Keystones Moving Online
December 17, 2019
As the 2019 school year continues to drag on, the annual Keystone testing has started to commence. Next time around, some important changes will have taken place to some of the subject testing. In the past, students have endured the regular old paper and pencil test that has been taking place since 2012.
This year, or possibly the next, some students attending Quakertown Community School District could be taking the test online. “Thank god,” ninth grader Owen Jaegers says about potentially taking them online. “I hate taking paper and pencil tests, computer tests are just far easier to do, and also can be faster.”
The Keystone for Biology this year is making the move to the computers this year. Some students, including Owen Jaegers, thinks that it is a great move to transfer into the new age of the world. “Basically everything we do in school nowadays is online,” he explains. “I think changing the test to the way we do everything on is beneficial to us taking the test.”
It certainly makes sense to modify the way we take part in the standardized test considering most; if not all subject material, students do in class takes place online. However, some potential drawbacks could take place because of this change. “I think moving the test to computer could cause more of a distraction,” “Some tests online don’t allow students to highlight text, cross out answers, or even skip problems to come back to them.”
That has been the main concern for students that are taking the test. Manipulating the way everyone has taken the test in the past seems very illogical and unreasonable, but after the first two year, better results should be coming. “I think after all of us get used to it we will improve with them,” he states. “At first it may be challenging, but in the long haul it will probably be beneficial.”
A study ran by Future Ed showed that students scored much lower in the subject testing for English Language Arts. It likely has some correlation to do with the formatting of long passages in the reading section. Test takers said they did not favor the way the stories/articles display on the screen, citing the way the section looked endless.
Multiple people said this caused them not to feel encouraged to continue reading the entirety of the passage. “That definitely makes sense to me,” Freshmen Blake Koehler states. “Reading some of those passages can be very tedious, and the way it looks on computer makes some of us to just skim and scan.” Outside of testing for English, scores remained the same or improved.
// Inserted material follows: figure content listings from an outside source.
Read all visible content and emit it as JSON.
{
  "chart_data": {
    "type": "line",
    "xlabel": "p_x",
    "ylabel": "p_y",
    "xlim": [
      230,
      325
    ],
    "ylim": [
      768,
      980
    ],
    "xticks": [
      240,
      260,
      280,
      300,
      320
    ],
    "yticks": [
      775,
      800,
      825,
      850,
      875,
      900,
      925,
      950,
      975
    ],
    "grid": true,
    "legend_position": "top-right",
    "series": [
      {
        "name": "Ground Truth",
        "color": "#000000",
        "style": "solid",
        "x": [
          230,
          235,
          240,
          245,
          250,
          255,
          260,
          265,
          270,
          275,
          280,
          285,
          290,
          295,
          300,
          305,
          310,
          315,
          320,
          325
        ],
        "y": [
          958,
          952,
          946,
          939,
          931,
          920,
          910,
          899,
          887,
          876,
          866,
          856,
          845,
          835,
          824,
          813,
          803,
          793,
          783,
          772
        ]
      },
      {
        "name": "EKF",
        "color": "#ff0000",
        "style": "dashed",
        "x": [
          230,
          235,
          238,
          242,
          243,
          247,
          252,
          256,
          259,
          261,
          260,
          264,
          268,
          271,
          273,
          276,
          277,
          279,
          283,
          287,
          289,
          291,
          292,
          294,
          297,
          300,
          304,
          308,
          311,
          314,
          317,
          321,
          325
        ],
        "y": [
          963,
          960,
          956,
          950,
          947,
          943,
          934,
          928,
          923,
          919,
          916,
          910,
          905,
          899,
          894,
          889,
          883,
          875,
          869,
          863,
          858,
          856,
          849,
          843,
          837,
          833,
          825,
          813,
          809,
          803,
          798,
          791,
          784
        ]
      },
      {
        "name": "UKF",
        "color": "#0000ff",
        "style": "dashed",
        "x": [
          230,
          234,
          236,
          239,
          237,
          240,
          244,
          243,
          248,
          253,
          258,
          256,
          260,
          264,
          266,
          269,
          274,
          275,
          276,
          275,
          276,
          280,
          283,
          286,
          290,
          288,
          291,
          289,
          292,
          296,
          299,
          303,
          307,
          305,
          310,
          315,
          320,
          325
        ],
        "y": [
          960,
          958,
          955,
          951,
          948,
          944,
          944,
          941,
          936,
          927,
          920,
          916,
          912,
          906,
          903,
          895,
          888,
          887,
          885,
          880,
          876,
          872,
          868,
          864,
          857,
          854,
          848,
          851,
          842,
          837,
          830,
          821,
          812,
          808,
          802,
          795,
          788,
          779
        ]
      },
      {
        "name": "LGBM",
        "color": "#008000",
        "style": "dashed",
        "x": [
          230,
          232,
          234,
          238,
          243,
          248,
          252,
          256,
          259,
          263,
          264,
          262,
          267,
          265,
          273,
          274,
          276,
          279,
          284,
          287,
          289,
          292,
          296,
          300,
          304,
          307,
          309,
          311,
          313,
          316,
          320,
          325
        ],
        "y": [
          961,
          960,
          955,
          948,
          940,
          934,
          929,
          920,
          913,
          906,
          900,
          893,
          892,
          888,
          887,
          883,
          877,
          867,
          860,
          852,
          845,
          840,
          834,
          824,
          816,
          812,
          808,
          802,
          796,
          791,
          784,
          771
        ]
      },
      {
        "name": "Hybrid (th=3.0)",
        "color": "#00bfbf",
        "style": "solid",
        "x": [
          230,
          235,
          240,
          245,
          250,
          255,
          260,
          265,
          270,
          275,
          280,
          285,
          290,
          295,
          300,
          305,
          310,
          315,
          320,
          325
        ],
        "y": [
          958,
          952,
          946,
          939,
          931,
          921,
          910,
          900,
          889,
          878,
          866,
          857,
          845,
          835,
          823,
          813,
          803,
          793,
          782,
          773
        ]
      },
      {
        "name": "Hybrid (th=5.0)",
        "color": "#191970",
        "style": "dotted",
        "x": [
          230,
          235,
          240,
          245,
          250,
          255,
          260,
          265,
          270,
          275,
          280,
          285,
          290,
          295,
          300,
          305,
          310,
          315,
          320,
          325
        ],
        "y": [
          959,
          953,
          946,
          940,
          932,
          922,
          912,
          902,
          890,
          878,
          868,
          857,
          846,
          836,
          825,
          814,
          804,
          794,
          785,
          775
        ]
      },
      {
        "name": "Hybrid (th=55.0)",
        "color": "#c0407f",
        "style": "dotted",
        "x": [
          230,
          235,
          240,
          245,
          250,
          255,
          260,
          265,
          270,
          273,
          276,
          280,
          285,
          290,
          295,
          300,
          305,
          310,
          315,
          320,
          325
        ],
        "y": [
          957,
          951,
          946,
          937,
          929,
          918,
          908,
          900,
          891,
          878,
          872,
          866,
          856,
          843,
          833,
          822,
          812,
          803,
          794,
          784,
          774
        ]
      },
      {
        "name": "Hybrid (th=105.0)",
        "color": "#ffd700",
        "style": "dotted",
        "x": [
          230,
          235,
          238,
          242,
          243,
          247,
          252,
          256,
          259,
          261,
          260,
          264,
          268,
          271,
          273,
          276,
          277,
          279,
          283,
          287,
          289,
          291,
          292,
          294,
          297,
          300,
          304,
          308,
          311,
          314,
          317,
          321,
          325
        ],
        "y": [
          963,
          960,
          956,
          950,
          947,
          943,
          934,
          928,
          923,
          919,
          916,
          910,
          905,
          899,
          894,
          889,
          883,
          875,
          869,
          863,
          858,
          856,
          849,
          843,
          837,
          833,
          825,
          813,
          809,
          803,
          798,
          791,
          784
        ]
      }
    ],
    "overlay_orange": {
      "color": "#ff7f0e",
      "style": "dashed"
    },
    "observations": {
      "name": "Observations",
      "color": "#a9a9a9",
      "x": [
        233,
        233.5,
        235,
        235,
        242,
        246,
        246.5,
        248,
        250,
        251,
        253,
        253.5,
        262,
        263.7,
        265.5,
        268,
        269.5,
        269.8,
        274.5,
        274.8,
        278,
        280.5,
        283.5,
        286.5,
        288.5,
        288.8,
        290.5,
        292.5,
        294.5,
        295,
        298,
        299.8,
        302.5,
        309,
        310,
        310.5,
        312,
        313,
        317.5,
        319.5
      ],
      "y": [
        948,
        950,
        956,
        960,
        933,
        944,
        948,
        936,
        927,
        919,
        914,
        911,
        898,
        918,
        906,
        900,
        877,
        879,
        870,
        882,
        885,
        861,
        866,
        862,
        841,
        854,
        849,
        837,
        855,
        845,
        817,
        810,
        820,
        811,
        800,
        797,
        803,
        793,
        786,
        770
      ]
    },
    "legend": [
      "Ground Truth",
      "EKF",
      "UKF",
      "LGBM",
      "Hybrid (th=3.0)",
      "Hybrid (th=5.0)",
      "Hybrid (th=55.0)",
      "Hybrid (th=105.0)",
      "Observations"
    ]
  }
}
This should fulfill their need for results to continue to provide the test online.
Despite the possible increasing success in scores, there are some potential dangers in shifting the test to a completely new universe. If connected to an online source improperly, there could always be a risk for a student’s results to be hacked. Similar to rumors about what happened during the 2016 election. On top of the possibility of the test being hacked, there is a chance that some students may have issues saving their responses correctly, causing them to lose all of their progress.
The future is upon is. The regular old pencil paper test is extinct as schools and states transition into the new state of the world, technology.